Brother Lipscomb performed Brother Cawthon’s marriage ceremony to Miss Dovie Talbot in 1906.  Often he has told us the story of the only time he ever saw Brother Lipscomb laugh in Bible class.  They were

studying John 15 and Brother Lipscomb asked one of the students why Christ said in John 15:16 “Ye  have not chosen me, but I have chosen you?”  The student preacher responded by saying something like this, “I do not know Brother Lipscomb unless Jesus had first choice.”  Brother Lipscomb had to laugh at that answer.

    Brother Cawthon’s sacrifices were many, the dangers frequent and reimbursement very little for a man with a large family.  We have heard him tell more than once about preaching when his enemies were sitting armed before him and he would challenge them to pull their guns on him.  He was once threatened with death if he baptized a man’s daughter.  He performed the act with the man and his gun before him on the bank..  Later he baptized the man himself.  Like all other great men he had his critics. 
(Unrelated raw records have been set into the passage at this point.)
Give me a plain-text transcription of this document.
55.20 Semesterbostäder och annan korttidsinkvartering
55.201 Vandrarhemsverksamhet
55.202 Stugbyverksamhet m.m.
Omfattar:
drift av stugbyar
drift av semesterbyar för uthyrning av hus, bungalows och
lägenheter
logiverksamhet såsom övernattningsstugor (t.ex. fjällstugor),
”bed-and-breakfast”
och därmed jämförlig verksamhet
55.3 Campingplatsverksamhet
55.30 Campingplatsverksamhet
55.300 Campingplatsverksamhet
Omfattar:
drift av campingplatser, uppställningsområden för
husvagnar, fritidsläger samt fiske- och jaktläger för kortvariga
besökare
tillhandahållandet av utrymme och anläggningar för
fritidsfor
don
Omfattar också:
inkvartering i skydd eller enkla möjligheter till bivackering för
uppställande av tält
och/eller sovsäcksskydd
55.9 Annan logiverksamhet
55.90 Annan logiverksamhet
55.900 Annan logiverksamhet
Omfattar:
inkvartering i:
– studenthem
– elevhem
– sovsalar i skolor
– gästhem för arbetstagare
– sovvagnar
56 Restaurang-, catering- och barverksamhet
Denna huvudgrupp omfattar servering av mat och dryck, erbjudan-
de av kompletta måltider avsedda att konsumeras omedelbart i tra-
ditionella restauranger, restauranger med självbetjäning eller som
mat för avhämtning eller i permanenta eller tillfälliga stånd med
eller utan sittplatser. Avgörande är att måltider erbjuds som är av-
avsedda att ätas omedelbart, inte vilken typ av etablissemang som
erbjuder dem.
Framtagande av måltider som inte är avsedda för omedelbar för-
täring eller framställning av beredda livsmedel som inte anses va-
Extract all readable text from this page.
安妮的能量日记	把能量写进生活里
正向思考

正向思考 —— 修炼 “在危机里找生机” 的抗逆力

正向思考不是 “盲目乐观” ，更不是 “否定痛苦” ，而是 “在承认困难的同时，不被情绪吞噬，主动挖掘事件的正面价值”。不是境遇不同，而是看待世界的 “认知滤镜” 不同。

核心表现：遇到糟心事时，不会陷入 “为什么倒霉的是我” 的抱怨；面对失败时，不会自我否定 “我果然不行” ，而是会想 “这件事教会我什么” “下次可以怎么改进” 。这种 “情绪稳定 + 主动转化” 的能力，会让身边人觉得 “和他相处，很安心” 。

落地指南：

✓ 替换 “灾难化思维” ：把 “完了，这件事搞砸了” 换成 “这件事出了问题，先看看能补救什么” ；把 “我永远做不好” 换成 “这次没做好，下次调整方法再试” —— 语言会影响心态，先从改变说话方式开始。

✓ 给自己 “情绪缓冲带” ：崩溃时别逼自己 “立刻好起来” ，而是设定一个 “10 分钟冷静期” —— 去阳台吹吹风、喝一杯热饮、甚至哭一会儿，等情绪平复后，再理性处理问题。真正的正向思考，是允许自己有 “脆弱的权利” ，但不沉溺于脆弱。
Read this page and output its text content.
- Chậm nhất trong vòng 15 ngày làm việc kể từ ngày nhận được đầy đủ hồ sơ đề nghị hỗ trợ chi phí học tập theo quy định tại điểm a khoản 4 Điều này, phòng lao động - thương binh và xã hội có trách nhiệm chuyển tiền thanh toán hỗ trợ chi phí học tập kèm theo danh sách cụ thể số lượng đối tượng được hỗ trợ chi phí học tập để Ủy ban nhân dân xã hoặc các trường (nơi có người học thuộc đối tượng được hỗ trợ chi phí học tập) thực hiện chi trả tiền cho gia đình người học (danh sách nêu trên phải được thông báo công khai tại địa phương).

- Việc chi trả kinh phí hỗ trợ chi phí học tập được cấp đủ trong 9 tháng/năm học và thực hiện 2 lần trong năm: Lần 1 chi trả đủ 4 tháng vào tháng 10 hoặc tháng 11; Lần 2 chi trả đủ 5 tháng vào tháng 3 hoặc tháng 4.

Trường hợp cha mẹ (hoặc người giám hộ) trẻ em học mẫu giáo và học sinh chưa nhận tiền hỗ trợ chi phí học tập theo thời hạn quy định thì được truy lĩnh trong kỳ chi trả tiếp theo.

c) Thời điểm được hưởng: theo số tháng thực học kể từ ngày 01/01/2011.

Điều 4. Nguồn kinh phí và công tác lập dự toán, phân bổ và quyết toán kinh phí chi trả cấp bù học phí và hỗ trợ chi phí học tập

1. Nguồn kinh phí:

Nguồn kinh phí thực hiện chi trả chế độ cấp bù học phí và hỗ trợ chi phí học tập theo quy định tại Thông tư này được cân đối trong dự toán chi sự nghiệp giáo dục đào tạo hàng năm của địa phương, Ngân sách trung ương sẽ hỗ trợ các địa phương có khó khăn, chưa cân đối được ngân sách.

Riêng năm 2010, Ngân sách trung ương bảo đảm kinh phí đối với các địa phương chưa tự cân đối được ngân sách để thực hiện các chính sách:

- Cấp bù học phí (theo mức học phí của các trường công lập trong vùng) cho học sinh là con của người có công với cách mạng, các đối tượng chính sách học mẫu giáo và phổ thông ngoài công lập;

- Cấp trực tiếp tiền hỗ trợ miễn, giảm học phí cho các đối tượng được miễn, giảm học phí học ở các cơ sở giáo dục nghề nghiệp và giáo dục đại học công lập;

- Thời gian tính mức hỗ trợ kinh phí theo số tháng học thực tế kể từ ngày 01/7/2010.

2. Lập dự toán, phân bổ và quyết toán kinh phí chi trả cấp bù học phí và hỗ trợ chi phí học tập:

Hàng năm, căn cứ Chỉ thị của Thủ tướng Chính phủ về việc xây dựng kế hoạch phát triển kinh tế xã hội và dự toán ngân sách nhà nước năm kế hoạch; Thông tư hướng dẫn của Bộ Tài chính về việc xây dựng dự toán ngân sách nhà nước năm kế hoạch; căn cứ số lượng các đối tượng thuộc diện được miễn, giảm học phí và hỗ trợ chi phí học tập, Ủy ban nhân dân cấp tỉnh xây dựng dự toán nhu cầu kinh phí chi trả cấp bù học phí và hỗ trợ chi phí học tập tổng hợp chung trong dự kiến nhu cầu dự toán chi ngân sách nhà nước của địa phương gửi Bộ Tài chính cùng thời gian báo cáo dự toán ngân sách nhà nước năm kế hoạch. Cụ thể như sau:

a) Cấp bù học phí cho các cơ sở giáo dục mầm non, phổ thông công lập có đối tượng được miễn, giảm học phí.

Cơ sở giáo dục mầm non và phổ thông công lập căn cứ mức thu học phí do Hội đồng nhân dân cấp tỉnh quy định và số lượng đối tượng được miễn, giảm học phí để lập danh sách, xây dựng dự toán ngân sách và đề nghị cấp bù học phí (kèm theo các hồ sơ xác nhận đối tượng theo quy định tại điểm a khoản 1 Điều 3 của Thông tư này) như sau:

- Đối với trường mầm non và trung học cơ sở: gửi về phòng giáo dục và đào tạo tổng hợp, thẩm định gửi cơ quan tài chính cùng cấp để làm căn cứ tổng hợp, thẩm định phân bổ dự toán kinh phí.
One of them once said that his audiences were made up of the common people.  Brother Cawthon remembered that such were the ones who heard Jesus gladly and he counted the critic’s remark as an unintentional compliment.
    When forced to leave the great work to which he had given his all he extended his influence by offering deep encouragement to young men who were entering the firing lines of God’s army.  During six years we worked with Mt. Juliet we heard him lead some of the greatest prayers to fall from the lips of men.

    Brother Cawthon is now in his ninetieth year.  He was able to be present for both services on May 4.  Brother Gale delivered a beautiful and deeply deserved message of honor and tribute to this battlescarred veteran of many years.  To men of his spiritual stature we are deeply in debt. 

May his tribe increase.  (For many of the facts about the history of this congregation the writer acknowledges much gratitude to John McCulloch.  Lloyd Gale, Jr. supplied the figures related to the congregation’s growth this year over that of last year.)